Tiago Peres: «Perdeu-se um tempo valioso; uma norma confluente com o padrão português teria agido como um reforço para os galego- falantes»

«As gerações educadas com as NOMIG, por que iriam achar verossímeis as propostas dos defensores de uma confluência ortográfica com o português?»



Tiago Peres, autor da 'Breve História do Reintegracionismo'

Tiago Peres, autor da ‘Breve História do Reintegracionismo’

Com motivo da recente apresentação na cidade olívica da Breve História do Reintegracionismo, o diário Vigo Dixital publicou uma alargada entrevista com o autor, Tiago Peres.

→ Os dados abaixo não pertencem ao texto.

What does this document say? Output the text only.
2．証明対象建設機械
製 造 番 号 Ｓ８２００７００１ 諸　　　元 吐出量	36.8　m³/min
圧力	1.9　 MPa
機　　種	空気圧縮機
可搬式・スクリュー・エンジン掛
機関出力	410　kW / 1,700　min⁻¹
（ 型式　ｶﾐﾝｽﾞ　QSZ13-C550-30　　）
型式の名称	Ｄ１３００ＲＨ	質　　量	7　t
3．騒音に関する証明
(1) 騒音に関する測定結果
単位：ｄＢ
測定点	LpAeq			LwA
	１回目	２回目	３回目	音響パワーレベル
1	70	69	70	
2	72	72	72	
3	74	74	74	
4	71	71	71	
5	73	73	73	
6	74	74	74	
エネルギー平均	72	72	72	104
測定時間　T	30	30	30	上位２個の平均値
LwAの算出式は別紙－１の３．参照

Na entrevista, começa explicando as origens do próprio livro, que surge numa conversa com Valentim Fagim, na altura presidente da AGAL. «Foi ele quem me falou da possibilidade de escrever um livro sobre a história do reintegracionismo, mas de caráter divulgador e onde tivesse muita importância o aspeto gráfico». Embora já havia estudos «muito profundos» sobre algumas etapas do movimento, Peres viu que «não havia um livro que proporcionasse uma visão global desde o seu nascimento até a atualidade. Foi precisamente essa ideia a que me animou a escrevê-lo».

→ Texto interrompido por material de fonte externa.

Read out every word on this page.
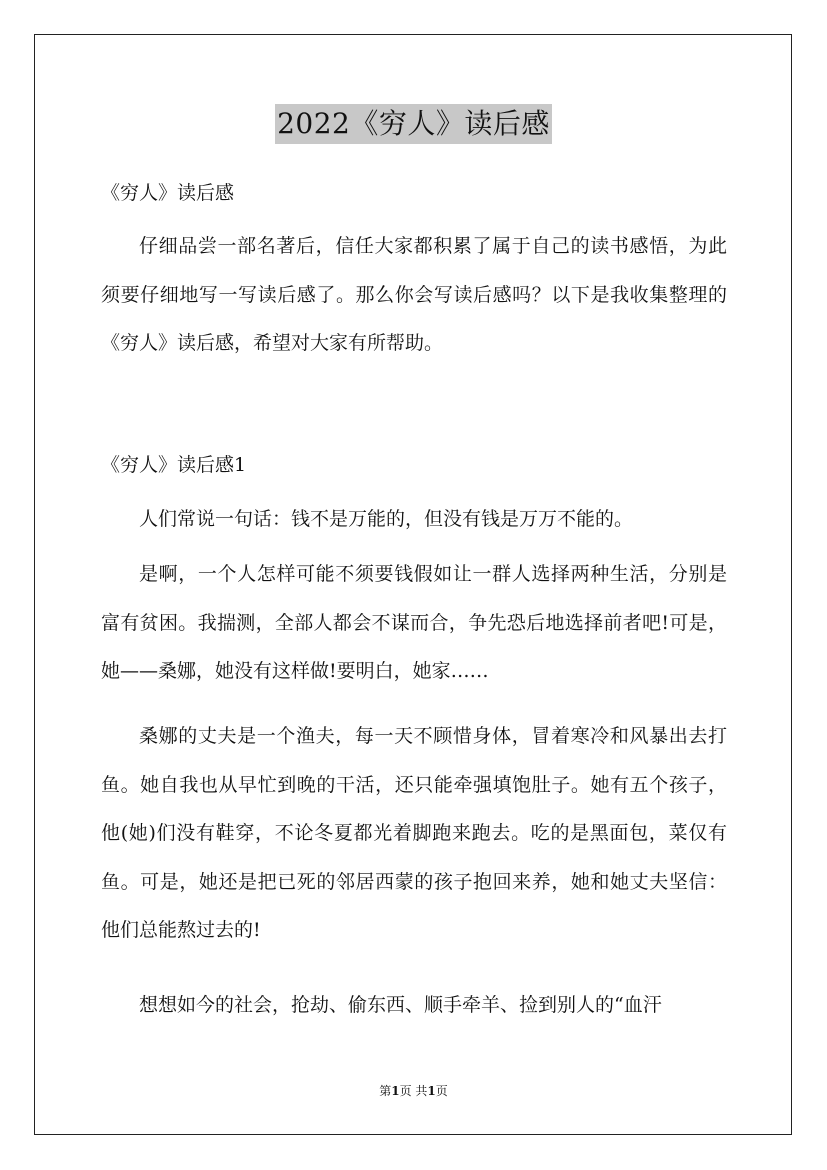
2022《穷人》读后感
《穷人》读后感

仔细品尝一部名著后，信任大家都积累了属于自己的读书感悟，为此须要仔细地写一写读后感了。那么你会写读后感吗？以下是我收集整理的《穷人》读后感，希望对大家有所帮助。

《穷人》读后感1

人们常说一句话：钱不是万能的，但没有钱是万万不能的。

是啊，一个人怎样可能不须要钱假如让一群人选择两种生活，分别是富有贫困。我揣测，全部人都会不谋而合，争先恐后地选择前者吧!可是，她——桑娜，她没有这样做!要明白，她家……

桑娜的丈夫是一个渔夫，每一天不顾惜身体，冒着寒冷和风暴出去打鱼。她自我也从早忙到晚的干活，还只能牵强填饱肚子。她有五个孩子，他(她)们没有鞋穿，不论冬夏都光着脚跑来跑去。吃的是黑面包，菜仅有鱼。可是，她还是把已死的邻居西蒙的孩子抱回来养，她和她丈夫坚信：他们总能熬过去的!

想想如今的社会，抢劫、偷东西、顺手牵羊、捡到别人的“血汗

第1页 共1页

Segundo Peres, as gerações instaladas no sistema educativo com as NOMIG (Normas Ortográficas e Morfolóxicas do Idioma Galego), as aprovadas polo ILG e a RAG em 1982, «foram educadas para pensarem que o galego e o português são duas línguas diferentes. Por que iriam achar  verossímeis as propostas dos defensores de uma confluência ortográfica com o português? Foram educadas para pensarem o contrário». No entanto, o livro fornece suficientes informações que indicam que nem tudo era uma certeza incontestável naquela altura, pois «as lutas normativas entre os partidários de uma confluência com o português e os separadores ou isolacionistas foram lugar comum na história do galeguismo».

A este respeito, Peres acredita que se perdeu muito tempo, «um tempo valioso», especialmente «se temos em conta a diminuição de galego-falantes e a falta de transmissão generacional do galego». Neste ponto, «uma norma confluente com o padrão português não só teria agido como um reforço para os galego-falantes, ao serem utentes de duas línguas internacionais. Também se teriam alcançado maiores quotas de bem-estar na sociedade». Precisamente, a ideia base da ILP Valentim Paz-Andrade, já convertida em Lei, é «aproveitar as potencialidades que temos na Galiza de conexão com o mundo lusófono. Desejemos pelo bem de todos os galegos e galegas que assim seja».